The Growth of the House of Usher by Brian Stableford; Of Poes's Fall of the House of Usher, Lovecraft in his Supernatural Horror in Literature p. 45 says; "Usher, whose superiority in detail and proportion is very marked, hints shudderingly of obscure life in inorganic things, and displays an abnormally linked trinity of entities at the end of a long and isolated family history–a brother, his twin sister, and their incredibly ancient house all sharing a single soul and meeting one common dissolution at the same moment." In "The Growth of the House of Usher", Rowland Usher describes his house to our unnamed narrator, as follows "My house simulates, by necessity, a more primitive kind of organism: a lowly scavenger which draws its energy from the organic detritus of the silt out of which it is constructed. It is no more sophisticated than many sedentary creatures which live in shallow seas, filtering food from the murky waters which overflow them. Its closest analogies, if you wish to think in such terms, are coral polyps, barnacles and tubeworms. Nevertheless, however primitive it is, it lives and it grows. 

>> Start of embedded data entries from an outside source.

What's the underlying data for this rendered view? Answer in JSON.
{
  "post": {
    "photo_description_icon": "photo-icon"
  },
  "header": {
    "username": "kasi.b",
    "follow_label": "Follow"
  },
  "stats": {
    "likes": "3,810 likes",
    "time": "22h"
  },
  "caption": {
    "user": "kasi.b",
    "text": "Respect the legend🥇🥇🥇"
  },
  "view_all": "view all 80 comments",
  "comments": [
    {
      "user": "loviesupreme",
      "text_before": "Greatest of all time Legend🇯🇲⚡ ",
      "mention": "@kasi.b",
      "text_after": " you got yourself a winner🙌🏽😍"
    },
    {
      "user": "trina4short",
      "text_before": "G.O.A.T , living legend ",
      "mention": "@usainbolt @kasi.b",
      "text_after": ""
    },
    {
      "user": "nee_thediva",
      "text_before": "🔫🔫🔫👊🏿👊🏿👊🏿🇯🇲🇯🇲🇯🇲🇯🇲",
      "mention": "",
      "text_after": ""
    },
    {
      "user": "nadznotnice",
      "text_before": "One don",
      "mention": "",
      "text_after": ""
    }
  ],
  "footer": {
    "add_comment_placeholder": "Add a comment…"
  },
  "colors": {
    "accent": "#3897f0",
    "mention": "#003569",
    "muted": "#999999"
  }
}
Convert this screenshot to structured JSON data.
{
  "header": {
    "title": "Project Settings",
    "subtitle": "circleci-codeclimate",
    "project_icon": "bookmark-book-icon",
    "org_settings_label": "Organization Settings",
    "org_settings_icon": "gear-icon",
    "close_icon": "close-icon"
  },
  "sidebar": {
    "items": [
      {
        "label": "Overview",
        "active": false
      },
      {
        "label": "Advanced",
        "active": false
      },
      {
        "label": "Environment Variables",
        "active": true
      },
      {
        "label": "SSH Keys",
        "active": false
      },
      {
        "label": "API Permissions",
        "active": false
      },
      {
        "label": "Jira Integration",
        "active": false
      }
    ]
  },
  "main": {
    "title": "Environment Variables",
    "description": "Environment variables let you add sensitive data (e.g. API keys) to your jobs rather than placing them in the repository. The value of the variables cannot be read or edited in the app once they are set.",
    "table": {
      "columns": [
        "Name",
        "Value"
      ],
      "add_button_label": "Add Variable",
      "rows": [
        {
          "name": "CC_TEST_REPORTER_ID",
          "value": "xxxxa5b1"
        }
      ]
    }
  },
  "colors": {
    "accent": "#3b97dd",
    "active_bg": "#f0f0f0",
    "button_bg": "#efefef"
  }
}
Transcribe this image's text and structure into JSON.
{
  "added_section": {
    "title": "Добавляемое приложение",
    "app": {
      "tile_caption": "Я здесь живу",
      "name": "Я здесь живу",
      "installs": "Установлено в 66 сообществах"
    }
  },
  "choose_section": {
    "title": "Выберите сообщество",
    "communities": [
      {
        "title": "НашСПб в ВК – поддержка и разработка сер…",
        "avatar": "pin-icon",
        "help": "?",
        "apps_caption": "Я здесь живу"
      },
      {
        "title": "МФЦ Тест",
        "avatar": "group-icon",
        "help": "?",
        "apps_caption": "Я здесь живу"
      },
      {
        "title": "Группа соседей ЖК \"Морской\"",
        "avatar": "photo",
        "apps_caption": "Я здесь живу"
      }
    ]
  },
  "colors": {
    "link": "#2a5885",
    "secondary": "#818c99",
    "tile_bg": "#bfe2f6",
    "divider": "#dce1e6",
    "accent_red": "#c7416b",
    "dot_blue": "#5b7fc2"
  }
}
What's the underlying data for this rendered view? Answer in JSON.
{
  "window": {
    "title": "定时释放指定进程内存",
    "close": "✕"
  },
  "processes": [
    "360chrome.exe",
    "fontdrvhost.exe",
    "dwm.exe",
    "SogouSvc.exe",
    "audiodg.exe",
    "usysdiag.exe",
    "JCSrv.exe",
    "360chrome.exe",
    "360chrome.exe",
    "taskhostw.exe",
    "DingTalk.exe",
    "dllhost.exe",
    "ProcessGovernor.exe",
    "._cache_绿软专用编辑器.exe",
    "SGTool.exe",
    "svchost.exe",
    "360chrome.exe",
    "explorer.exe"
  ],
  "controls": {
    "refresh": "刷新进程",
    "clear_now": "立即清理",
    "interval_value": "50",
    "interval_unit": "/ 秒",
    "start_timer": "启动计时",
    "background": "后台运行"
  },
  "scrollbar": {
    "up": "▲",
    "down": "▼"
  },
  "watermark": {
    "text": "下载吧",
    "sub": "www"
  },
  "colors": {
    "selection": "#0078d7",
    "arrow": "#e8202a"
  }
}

Usher a recluse has summoned his college friend because he fears he will soon succumb to the same genetic malady that killed his father and his sister. Both men studied civil engineering using Gantz bacteria to convert formally unusable land including deserts and mountains into entire cities and Usher has chosen our narrator to execute his will which leaves the fruits of his research to mankind in general for the benefit of future generations. For this reason he wishes to introduce his friend and executor to  the nature of his experimental work and familiarize him with his greatest achievement, the House of Usher itself. Often when an author reworks part of a classic theme, be it by Doyle, Poe or Lovecraft the end result is a poorly executed pastiche that adds nothing to the original. Stableford is far too accomplished a writer for that. In the third paragraph Stableford has the narrator himself state of Usher's house, "Exactly to what extent he had been inspired by the coincidence of nomenclature that linked him with the famous story by Edgar Allan Poe I do not know, but there is surely some sense in which one of the true architects of that remarkable tower was a long-dead nineteenth-century fantasist, even though the other was a twenty-second century civil engineer." Like any good magician, Stableford clearly shows us there is nothing hiding up his sleeve before mysteriously producing his coins and flowers. And produce them he does, he merges the gothic style of Poe's original tale with the revelationary disclosures of the solitary scientist beloved of pulp fiction to tell a story in which nothing really comes a great surprise but whose elements add up to a very satisfying and original narrative. In the end, this story holds out the hope that this version of the House of Usher, can become a symbol of achievement rather than horror, or at least a weird (in the Weird Tales sense) and enjoyable addition to fantastic architecture.